The New Memorial Drive, at Spruce looking eastward toward Busch Stadium.
Image Courtesy of City to River


David Godbout said...

What are the results of the traffic flow/count studies (as I am certain the necessary research has been done for the conversation to have reached this point) concerning the amount of traffic daily - and especially at peak times - traveling north on I-55 and east on I-44 headed anywhere north of downtown on the Missouri side?

I travel that way several times a week in morning traffic; it seems to me that the delays with the interstate in place would dissuade the thought of completely removing that section of roadway.

Matt M. said...


Thanks for your comments.

I will likely do a post on more of the specifics soon. Without double-checking my sources, I believe the Avg. Daily Traffic count for this stretch is 75,000 vehicles.
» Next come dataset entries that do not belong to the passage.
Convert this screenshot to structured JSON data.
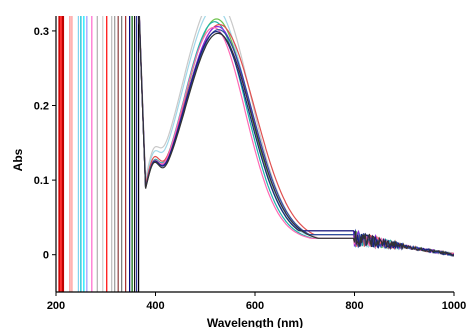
{
  "chart_data": {
    "type": "line",
    "title": "",
    "xlabel": "Wavelength (nm)",
    "ylabel": "Abs",
    "xlim": [
      200,
      1000
    ],
    "ylim": [
      -0.05,
      0.32
    ],
    "xticks": [
      200,
      400,
      600,
      800,
      1000
    ],
    "yticks": [
      0,
      0.1,
      0.2,
      0.3
    ],
    "grid": false,
    "legend": "none",
    "series": [
      {
        "color": "#c9c9c9",
        "peak_x": 522,
        "peak_y": 0.312,
        "band_width": 68
      },
      {
        "color": "#a0d8e8",
        "peak_x": 520,
        "peak_y": 0.298,
        "band_width": 66
      },
      {
        "color": "#6cc24a",
        "peak_x": 524,
        "peak_y": 0.283,
        "band_width": 64
      },
      {
        "color": "#20b2aa",
        "peak_x": 520,
        "peak_y": 0.279,
        "band_width": 63
      },
      {
        "color": "#e05050",
        "peak_x": 530,
        "peak_y": 0.276,
        "band_width": 70
      },
      {
        "color": "#8a2be2",
        "peak_x": 526,
        "peak_y": 0.273,
        "band_width": 66
      },
      {
        "color": "#ff69b4",
        "peak_x": 518,
        "peak_y": 0.271,
        "band_width": 62
      },
      {
        "color": "#2f4f9f",
        "peak_x": 528,
        "peak_y": 0.269,
        "band_width": 67
      },
      {
        "color": "#1a237e",
        "peak_x": 524,
        "peak_y": 0.266,
        "band_width": 65
      },
      {
        "color": "#333333",
        "peak_x": 527,
        "peak_y": 0.264,
        "band_width": 66
      }
    ],
    "uv_cutoff_lines": [
      {
        "x": 207,
        "color": "#d00000"
      },
      {
        "x": 210,
        "color": "#ff3030"
      },
      {
        "x": 214,
        "color": "#c00000"
      },
      {
        "x": 228,
        "color": "#ff7f7f"
      },
      {
        "x": 232,
        "color": "#ff9090"
      },
      {
        "x": 245,
        "color": "#7fd4f0"
      },
      {
        "x": 250,
        "color": "#00bcd4"
      },
      {
        "x": 256,
        "color": "#00e5ff"
      },
      {
        "x": 262,
        "color": "#9999ff"
      },
      {
        "x": 272,
        "color": "#ff66cc"
      },
      {
        "x": 283,
        "color": "#b0b0b0"
      },
      {
        "x": 294,
        "color": "#d0d0d0"
      },
      {
        "x": 302,
        "color": "#ff0000"
      },
      {
        "x": 312,
        "color": "#bbbbbb"
      },
      {
        "x": 318,
        "color": "#999999"
      },
      {
        "x": 325,
        "color": "#8b3a3a"
      },
      {
        "x": 332,
        "color": "#777777"
      },
      {
        "x": 340,
        "color": "#a52a2a"
      },
      {
        "x": 348,
        "color": "#000080"
      },
      {
        "x": 353,
        "color": "#006400"
      },
      {
        "x": 358,
        "color": "#111111"
      },
      {
        "x": 362,
        "color": "#333399"
      },
      {
        "x": 366,
        "color": "#000000"
      }
    ]
  }
}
If that sounds high, you have to remember that this section will no longer be I-70, officially. I-70 is moving north to the new bridge and continuing west at Cass.
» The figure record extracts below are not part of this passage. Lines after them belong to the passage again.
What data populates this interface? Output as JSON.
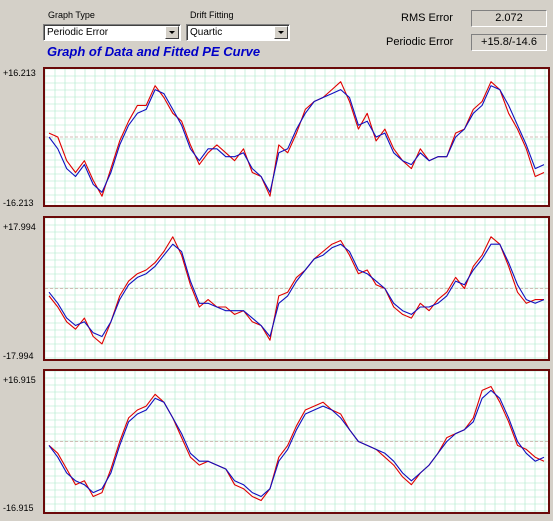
{
  "controls": {
    "graph_type_label": "Graph Type",
    "graph_type_value": "Periodic Error",
    "drift_fitting_label": "Drift Fitting",
    "drift_fitting_value": "Quartic"
  },
  "title": "Graph of Data and Fitted PE Curve",
  "stats": {
    "rms_error_label": "RMS Error",
    "rms_error_value": "2.072",
    "periodic_error_label": "Periodic Error",
    "periodic_error_value": "+15.8/-14.6"
  },
  "colors": {
    "data_series": "#e00000",
    "fit_series": "#1010c0",
    "frame": "#6b0a0a",
    "grid": "#a8e8c8"
  },
  "chart_data": [
    {
      "type": "line",
      "ylim": [
        -16.213,
        16.213
      ],
      "ytick_top": "+16.213",
      "ytick_bottom": "-16.213",
      "grid": true,
      "series": [
        {
          "values": [
            1,
            0,
            -6,
            -9,
            -6,
            -11,
            -15,
            -8,
            -1,
            4,
            8,
            8,
            13,
            10,
            6,
            4,
            -2,
            -7,
            -4,
            -2,
            -4,
            -6,
            -3,
            -9,
            -10,
            -15,
            -2,
            -4,
            1,
            7,
            9,
            10,
            12,
            14,
            9,
            2,
            6,
            -1,
            2,
            -3,
            -6,
            -8,
            -3,
            -6,
            -5,
            -5,
            1,
            2,
            7,
            9,
            14,
            12,
            6,
            2,
            -3,
            -10,
            -9
          ]
        },
        {
          "values": [
            0,
            -3,
            -8,
            -10,
            -7,
            -12,
            -14,
            -9,
            -2,
            3,
            6,
            7,
            12,
            11,
            7,
            3,
            -3,
            -6,
            -3,
            -3,
            -5,
            -5,
            -4,
            -8,
            -10,
            -14,
            -4,
            -3,
            2,
            6,
            9,
            10,
            11,
            12,
            10,
            3,
            4,
            0,
            1,
            -4,
            -6,
            -7,
            -4,
            -6,
            -5,
            -5,
            0,
            2,
            6,
            8,
            13,
            12,
            8,
            3,
            -2,
            -8,
            -7
          ]
        }
      ]
    },
    {
      "type": "line",
      "ylim": [
        -17.994,
        17.994
      ],
      "ytick_top": "+17.994",
      "ytick_bottom": "-17.994",
      "grid": true,
      "series": [
        {
          "values": [
            -2,
            -5,
            -9,
            -11,
            -8,
            -13,
            -15,
            -9,
            -2,
            2,
            4,
            5,
            7,
            10,
            14,
            9,
            1,
            -5,
            -3,
            -5,
            -5,
            -7,
            -6,
            -9,
            -10,
            -14,
            -2,
            -1,
            3,
            5,
            8,
            10,
            12,
            13,
            9,
            4,
            5,
            1,
            0,
            -5,
            -7,
            -8,
            -4,
            -6,
            -3,
            -1,
            3,
            0,
            6,
            9,
            14,
            12,
            6,
            -1,
            -4,
            -3,
            -3
          ]
        },
        {
          "values": [
            -1,
            -4,
            -8,
            -10,
            -9,
            -12,
            -13,
            -9,
            -3,
            1,
            3,
            4,
            6,
            9,
            12,
            10,
            2,
            -4,
            -4,
            -5,
            -6,
            -6,
            -6,
            -8,
            -10,
            -13,
            -4,
            -2,
            2,
            5,
            8,
            9,
            11,
            12,
            10,
            5,
            4,
            2,
            0,
            -4,
            -6,
            -7,
            -5,
            -5,
            -4,
            -2,
            2,
            1,
            5,
            8,
            12,
            12,
            7,
            1,
            -3,
            -4,
            -3
          ]
        }
      ]
    },
    {
      "type": "line",
      "ylim": [
        -16.915,
        16.915
      ],
      "ytick_top": "+16.915",
      "ytick_bottom": "-16.915",
      "grid": true,
      "series": [
        {
          "values": [
            -1,
            -3,
            -7,
            -11,
            -10,
            -14,
            -13,
            -7,
            0,
            6,
            8,
            9,
            12,
            10,
            6,
            1,
            -4,
            -6,
            -5,
            -6,
            -7,
            -11,
            -12,
            -14,
            -15,
            -12,
            -4,
            -1,
            4,
            8,
            9,
            10,
            8,
            7,
            3,
            0,
            -1,
            -2,
            -4,
            -6,
            -9,
            -11,
            -8,
            -6,
            -3,
            1,
            2,
            3,
            6,
            13,
            14,
            10,
            5,
            -1,
            -2,
            -4,
            -5
          ]
        },
        {
          "values": [
            -1,
            -4,
            -8,
            -10,
            -11,
            -13,
            -12,
            -8,
            -1,
            5,
            7,
            8,
            11,
            10,
            6,
            2,
            -3,
            -5,
            -5,
            -6,
            -7,
            -10,
            -11,
            -13,
            -14,
            -12,
            -5,
            -2,
            3,
            7,
            8,
            9,
            8,
            6,
            3,
            0,
            -1,
            -2,
            -3,
            -5,
            -8,
            -10,
            -8,
            -6,
            -3,
            0,
            2,
            3,
            5,
            11,
            13,
            11,
            6,
            0,
            -3,
            -5,
            -4
          ]
        }
      ]
    }
  ]
}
An interstate-grade connection between the "new I-70" and the Poplar Street Bridge would deny St. Louisans something they deserve: a downtown not sliced apart by interstates, a downtown for pedestrians.

At at-grade connection is for ALL users--cyclists, pedestrians, cars, and even trucks. It would beautify the area and take less than 5 minutes to cross from the new I-70 to the PSB at off-peak times.

David Godbout said...


As an avid urbanist, I agree totally; I live in Benton Park and love the "radical" idea of connecting our great neighborhood with Soulard and the river front.

As a motorist (one of the 75,000 who lives south and travels north - and back from north to south to get home) I find myself contemplating the migration routes and traffic patterns.

Please keep the info coming.

Matt M. said...

Sure thing. Thanks for reading.

I understand the tensions between being an urbanist and a motorist all at once.

I actually had to drive the other day from Baltimore to Washington in the morning rush. What should have taken 50 minutes or so turned into 2 1/2 hours! I have never been so frustrate in my life. Even progressive D.C. residents are calling for another interstate to run through the city to ease the traffic. That said, D.C. also has a wonderful transit system. With worse traffic, I do wonder if St. Louis's transit system would improve as well.

Daron said...

DC - Baltimore needs express trains and express buses, as much as they need another highway.

As a non-driver for life, I find any time in a car frustrating, period.